I frutti della loro ricerca sono stati sfruttati anche alla biennale di Venezia, nel 2008, sotto forma di un muro dalle sembianze di un serpente e in una struttura di mattoni lunga 22 metri a New York.

Un potenziale non ancora sfruttato

Particolarmente spettacolare è stata la prima installazione architettonica realizzata da robot volanti presso il centro FRAC di Orléans, in Francia.

Più vicino a casa, gli esperimenti di Gramazio e Kohler sono stati condotti per lo più nel campus del Politecnico di Zurigo, con l’aiuto di un robot industriale arancione. Attualmente stanno lavorando alla realizzazione di strutture in calcestruzzo complesse, che finora erano impossibili con metodi convenzionali.

L’uso dei primi robot risale agli anni Cinquanta e oggi alcuni settori, come quello automobilistico, sono completamente automatizzati.

Il potenziale della robotica nell’architettura non è però ancora stato pienamente riconosciuto. Anche perché queste macchine sono difficili da introdurre nei cantieri, afferma Graziano, facendo riferimento – tra l’altro – a eventuali problemi di sicurezza.

© Gramazio & Kohler

Competenze complementari

Nel settore edile, sono stati però sollevati anche timori secondo cui l’uso di robot potrebbe rimpiazzare architetti e costruttori, lasciandoli senza lavoro.

Ma Gramazio e Kohler non la vedono così e sono convinti che robot ed esseri umani hanno competenze complementari. Ciò potrebbe portare alla reintroduzione del concetto di artigianalità che è andato perduto con l’industrializzazione. Una persona non sarebbe più costretta unicamente a fare un lavoro ripetitivo, guidando una macchina, ma potrebbe sfruttare le sue conoscenze per dare informazioni aggiuntive al robot.

Gli architetti dovrebbero infatti diventare anche esperti di computer per poter usare i robot. Gramazio e Kohler, che si sono incontrati all’università di architettura negli anni Novanta, hanno sviluppato la passione per la programmazione da adolescenti.

Convinti che progettazione e programmazione hanno molte analogie – malgrado  molti pensino che sono agli antipodi – i due ingegneri hanno aperto uno studio di architettura nel 2000. Un modo, dicono, per superare questa dicotomia.

Un ruolo da pionieri

Gramazio e Kohler hanno «sviluppato un approccio interessante e hanno sviluppato progetti esteticamente belli», afferma Thomas Bock, professore di robotica e ingegneria edile all’università di Baviera, in Germania.

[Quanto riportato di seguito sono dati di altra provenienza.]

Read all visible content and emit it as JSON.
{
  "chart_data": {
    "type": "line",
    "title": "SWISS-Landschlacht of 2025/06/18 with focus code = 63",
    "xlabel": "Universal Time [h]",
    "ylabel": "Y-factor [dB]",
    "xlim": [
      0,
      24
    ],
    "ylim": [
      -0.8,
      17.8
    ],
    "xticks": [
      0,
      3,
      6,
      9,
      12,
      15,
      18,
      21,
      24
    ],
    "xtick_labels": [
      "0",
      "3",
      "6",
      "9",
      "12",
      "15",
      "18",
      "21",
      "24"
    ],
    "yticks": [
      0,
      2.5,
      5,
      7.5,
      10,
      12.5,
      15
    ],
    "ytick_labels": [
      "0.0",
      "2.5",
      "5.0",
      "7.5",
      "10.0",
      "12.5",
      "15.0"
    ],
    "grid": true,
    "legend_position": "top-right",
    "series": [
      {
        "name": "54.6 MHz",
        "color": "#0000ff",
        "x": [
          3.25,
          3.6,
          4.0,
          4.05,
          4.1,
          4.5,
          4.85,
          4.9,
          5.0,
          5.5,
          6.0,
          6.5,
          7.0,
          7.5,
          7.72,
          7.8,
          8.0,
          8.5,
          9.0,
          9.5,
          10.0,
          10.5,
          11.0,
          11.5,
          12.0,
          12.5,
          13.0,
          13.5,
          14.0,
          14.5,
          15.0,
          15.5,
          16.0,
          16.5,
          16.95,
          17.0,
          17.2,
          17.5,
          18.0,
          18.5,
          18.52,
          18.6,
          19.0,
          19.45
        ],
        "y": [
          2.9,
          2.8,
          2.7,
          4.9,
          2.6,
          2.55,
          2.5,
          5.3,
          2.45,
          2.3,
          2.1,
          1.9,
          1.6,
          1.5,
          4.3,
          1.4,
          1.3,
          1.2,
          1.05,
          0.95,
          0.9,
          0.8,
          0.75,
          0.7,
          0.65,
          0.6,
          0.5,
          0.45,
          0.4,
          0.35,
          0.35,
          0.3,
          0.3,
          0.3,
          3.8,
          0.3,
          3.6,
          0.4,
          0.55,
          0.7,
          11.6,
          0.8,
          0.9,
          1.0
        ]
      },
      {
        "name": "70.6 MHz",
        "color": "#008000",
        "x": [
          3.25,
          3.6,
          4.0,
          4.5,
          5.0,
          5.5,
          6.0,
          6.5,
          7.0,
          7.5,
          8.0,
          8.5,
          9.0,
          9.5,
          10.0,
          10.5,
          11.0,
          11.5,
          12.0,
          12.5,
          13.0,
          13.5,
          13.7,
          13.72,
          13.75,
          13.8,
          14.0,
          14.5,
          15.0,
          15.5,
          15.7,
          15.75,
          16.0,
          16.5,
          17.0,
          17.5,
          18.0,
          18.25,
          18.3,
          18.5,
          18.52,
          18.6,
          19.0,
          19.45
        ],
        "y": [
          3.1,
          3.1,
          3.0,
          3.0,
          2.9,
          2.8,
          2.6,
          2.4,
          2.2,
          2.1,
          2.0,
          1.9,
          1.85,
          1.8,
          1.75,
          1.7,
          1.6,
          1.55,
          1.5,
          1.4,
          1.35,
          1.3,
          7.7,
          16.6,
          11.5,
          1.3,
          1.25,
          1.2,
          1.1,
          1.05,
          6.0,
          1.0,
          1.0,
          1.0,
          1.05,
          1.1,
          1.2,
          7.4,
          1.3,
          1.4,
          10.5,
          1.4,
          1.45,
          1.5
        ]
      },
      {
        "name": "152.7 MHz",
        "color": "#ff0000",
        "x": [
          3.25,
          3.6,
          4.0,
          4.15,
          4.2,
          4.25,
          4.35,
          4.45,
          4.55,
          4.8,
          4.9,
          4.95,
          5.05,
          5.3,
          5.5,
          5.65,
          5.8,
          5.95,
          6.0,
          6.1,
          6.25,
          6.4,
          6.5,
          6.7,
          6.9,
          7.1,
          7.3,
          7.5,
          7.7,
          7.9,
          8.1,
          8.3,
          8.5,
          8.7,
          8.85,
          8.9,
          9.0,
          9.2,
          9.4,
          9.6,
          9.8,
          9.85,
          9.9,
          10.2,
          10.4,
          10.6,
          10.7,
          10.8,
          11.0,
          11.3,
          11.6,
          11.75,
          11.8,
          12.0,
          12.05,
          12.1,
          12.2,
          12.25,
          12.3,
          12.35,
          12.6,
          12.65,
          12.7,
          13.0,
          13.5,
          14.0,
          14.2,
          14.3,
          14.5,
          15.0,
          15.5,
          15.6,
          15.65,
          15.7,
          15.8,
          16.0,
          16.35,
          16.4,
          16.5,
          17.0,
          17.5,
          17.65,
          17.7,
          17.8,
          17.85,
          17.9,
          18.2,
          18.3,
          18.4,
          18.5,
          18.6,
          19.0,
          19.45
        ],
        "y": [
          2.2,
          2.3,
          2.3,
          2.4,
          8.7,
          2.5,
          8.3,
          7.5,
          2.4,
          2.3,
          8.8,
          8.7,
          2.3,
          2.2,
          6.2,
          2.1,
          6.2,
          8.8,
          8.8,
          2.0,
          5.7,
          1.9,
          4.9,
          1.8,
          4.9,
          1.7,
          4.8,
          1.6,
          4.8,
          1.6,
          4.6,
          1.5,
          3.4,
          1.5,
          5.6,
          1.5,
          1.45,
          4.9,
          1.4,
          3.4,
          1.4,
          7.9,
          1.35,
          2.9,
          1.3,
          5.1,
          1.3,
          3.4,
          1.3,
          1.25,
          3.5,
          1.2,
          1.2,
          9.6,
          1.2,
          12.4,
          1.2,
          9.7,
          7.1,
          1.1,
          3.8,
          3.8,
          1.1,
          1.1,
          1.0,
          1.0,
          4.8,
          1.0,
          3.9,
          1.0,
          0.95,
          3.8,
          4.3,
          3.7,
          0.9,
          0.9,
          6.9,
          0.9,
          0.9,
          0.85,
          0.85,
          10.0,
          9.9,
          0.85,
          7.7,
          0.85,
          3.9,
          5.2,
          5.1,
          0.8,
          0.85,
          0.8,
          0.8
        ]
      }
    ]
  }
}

© Gramazio & Kohler, ETH Zurich

«Sono riusciti ad imporre la robotica come parte del programma di studi universitari di architettura», spiega dal canto suo Antoine Picon, docente di storia dell’architettura e tecnologia all’Harvard Graduate School of Design.

I robot devono essere adattati alle diverse situazioni, precisano i professori. «I robot standardizzati - come quelli dell’industria automobilistica – sono troppo pesanti e non sono a prova di polvere, sporcizia e intemperie», afferma Bock. «L’ho sperimentato sulla mia pelle nel 1984, quando ho tentato un approccio simile in Giappone con un robot industriale».

Al momento ci sono circa 150 robot da costruzione e circa 30 cantieri automatizzati in corso, soprattutto in Asia, dove vengono utilizzate tecnologie molto diverse, spiega il professore.

Progetti futuri

Secondo Picon, il modo in cui Gramazio e Kohler utilizzano i robot solleva diversi aspetti interessanti legati al design e spinge a pensare a un diverso tipo di estetica. Questa potrebbe essere la conseguenza più importante dell’introduzione di robot nell’architettura, almeno per ora, afferma Picon.

Per quanto riguarda il futuro, Gramazio e Kohler stanno progettando la costruzione di una grande struttura in legno sul tetto del campus del Politecnico. Questa dovrebbe essere composta di 45'000 singoli elementi, intrecciati in un disegno complesso.

«Abbiamo la possibilità di integrare le ricerche in corso in un prototipo su larga scala. È davvero emozionate», conclude Gramazio.